Backends Overview
Teckel ships with four backends, each suited for different deployment scenarios. All implement the same Backend trait, so the same pipeline YAML runs on any of them.
Backend Comparison
| Feature | DataFusion | Polars | Spark Connect | Remote |
|---|---|---|---|---|
| Execution model | In-process | In-process | Distributed | Delegated (gRPC) |
| DataFrame type | Arrow-native | Polars-native | Spark handle | Opaque handle |
| Best for | Dev/test, single-machine | Small-medium local | Production clusters | Multi-worker |
| SQL support | Full (via SessionContext) | Via SQLContext | Full (via SparkSession) | Depends on worker |
| Lazy evaluation | Yes (logical plans) | Yes (LazyFrame) | Yes (unresolved plans) | N/A |
| Install overhead | None (pure Rust) | None (pure Rust) | Requires Spark cluster | Requires teckel-worker |
Transform Support Matrix
All 45 Teckel v3.0 transforms are supported.
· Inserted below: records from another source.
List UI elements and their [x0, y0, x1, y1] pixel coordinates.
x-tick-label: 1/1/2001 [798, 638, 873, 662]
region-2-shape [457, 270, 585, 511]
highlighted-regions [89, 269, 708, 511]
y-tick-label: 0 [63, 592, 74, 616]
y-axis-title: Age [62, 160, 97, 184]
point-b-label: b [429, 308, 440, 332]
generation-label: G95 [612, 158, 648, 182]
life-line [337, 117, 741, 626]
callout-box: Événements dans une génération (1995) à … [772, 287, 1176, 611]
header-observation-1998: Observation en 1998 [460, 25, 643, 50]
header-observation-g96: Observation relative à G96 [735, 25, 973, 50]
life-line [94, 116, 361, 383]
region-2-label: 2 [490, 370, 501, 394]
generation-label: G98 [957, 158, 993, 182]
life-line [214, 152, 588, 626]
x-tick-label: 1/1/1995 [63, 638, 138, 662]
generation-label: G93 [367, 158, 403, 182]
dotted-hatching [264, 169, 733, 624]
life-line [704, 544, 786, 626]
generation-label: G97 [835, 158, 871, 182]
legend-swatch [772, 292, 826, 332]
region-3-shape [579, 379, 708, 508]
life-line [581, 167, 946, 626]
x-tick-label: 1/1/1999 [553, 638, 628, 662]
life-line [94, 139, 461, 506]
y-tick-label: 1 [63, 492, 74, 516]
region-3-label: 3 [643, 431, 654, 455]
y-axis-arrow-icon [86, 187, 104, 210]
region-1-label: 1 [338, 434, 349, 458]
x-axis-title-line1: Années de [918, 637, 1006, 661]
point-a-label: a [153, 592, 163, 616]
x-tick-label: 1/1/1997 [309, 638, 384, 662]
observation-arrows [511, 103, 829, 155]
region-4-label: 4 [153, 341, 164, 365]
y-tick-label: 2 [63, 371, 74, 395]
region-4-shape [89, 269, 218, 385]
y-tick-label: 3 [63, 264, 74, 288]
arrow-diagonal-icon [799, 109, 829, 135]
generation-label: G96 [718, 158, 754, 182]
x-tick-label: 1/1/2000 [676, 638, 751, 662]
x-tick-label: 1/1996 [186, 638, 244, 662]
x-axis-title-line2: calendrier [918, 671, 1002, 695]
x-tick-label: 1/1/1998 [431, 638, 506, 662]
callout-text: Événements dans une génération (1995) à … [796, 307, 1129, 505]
The table below highlights where backends diverge:
| Transform | DataFusion | Polars | Spark Connect |
|---|---|---|---|
| Select | Native API | Lazy + expr | df.select() |
| Where | Native API | Lazy + expr | df.filter() |
| GroupBy | Native API | Lazy + agg | SQL via temp view |
| OrderBy | Native sort | Lazy sort | df.sort() |
| Join | Filter-based | SQL (SQLContext) | SQL via temp views |
| Union | Native API | concat() | df.union() / df.union_all() |
| Intersect | Native API | SQL | df.intersect() |
| Except | Native API | SQL | df.except_all() |
| Distinct | Native API | unique_stable() | df.distinct() |
| Limit | Native API | head() | df.limit() |
| AddColumns | with_column() | Lazy with_column() | df.with_columns() |
| DropColumns | drop_columns() | drop_many() | df.drop() |
| RenameColumns | with_column_renamed() | rename() | with_columns_renamed() |
| CastColumns | SQL CAST | Lazy cast() | SQL CAST |
| Window | SQL window functions | SQL (SQLContext) | SQL window functions |
| Pivot | Conditional aggregation | SQL (SQLContext) | Spark PIVOT SQL |
| Unpivot | SQL UNION ALL | SQL UNION ALL | df.unpivot() native |
| Flatten | SQL + unnest | N/A | SQL struct access |
| Sample | Random filter | sample_n_literal() | df.sample() native |
| Conditional | CASE WHEN expr | SQL CASE WHEN | SQL CASE WHEN |
| Sql | Full SQL | SQLContext | Full SQL |
| Rollup | SQL GROUP BY ROLLUP | SQL | SQL GROUP BY ROLLUP |
| Cube | SQL GROUP BY CUBE | SQL | SQL GROUP BY CUBE |
| Scd2 | Complex SQL | Complex SQL | Complex SQL |
| Repartition | No-op (single machine) | No-op | df.repartition() |
| Coalesce | No-op (single machine) | No-op | df.coalesce() |
| Merge | Not supported | Not supported | Spark MERGE INTO |
| Parse | SQL-based | Not supported | SQL-based |
note
Merge is only supported on the Spark Connect backend because it requires Delta Lake or similar table formats that support MERGE INTO semantics. DataFusion and Polars operate on file-based DataFrames where in-place mutation is not possible.
Choosing a Backend
- Development and testing: Use DataFusion (default). Zero setup, fast compilation, good SQL support.
- Small datasets with complex transforms: Use Polars for its efficient lazy evaluation and memory management.
- Production at scale: Use Spark Connect to execute on an existing Spark cluster.
- Multi-worker deployment: Use Remote to distribute work across teckel-worker instances.